Martes trece. No tenía idea de la numeración del día hasta que prendí la tele y la desinformación del noticiero alertaba sobre el día, el número y sus improbables consecuencias. La misma cantaleta de siempre.

“No se case”, era la primera súper trillada recomendación. Pensé: qué más da? Si el azúcar y las mieles del amor duran lo que duran y mueren cualquier día de estos sin previo aviso.

El teléfono me saca súbitamente de mis cálculos morbosos sobre la duración del amor: telefónica de argentina y una operadora aprendiz de mandarina que quiere encajarme todo el paquete completo. Un trió de qué? Está loca! Cuelgo a todo vapor, no sin antes despedirme casi educadamente y eludiendo la encuesta post venta frustrada sobre la satisfacción del cliente: o sea yo.
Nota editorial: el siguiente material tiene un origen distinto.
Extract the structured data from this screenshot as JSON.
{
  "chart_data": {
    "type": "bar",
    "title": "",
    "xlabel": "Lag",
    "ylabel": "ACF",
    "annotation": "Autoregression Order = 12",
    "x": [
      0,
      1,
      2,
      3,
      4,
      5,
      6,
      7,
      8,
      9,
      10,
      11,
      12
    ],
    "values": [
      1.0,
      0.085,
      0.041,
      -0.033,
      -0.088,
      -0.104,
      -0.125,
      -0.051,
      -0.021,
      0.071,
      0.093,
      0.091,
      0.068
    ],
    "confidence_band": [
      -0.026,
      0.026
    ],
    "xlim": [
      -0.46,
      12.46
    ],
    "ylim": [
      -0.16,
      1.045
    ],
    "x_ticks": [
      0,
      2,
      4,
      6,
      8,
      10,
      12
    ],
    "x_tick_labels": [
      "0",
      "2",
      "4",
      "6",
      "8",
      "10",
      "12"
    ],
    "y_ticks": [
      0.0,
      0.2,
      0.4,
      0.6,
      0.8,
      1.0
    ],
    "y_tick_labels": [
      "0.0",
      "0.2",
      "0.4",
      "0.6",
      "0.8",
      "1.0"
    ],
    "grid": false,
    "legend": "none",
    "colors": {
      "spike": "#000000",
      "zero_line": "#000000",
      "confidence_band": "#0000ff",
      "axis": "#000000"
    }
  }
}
Estoy satisfecha? Mis rollitos dicen que sí.

Sobre la mesa dibujo mi lista de compras para la noche: mi comida de batalla que siempre me sale bien: pollito, verdeo, limones, un malbec y pétalos de chocolate.

Cena y revolución: o sea, cena, película y cama.

Salgo a la calle dispuesta a comerme el dia y a beber de la lluvia que cae.

Ya en la acera me mojo más con el agua que chorrea de los paraguas de los transeúntes que con la lluvia misma.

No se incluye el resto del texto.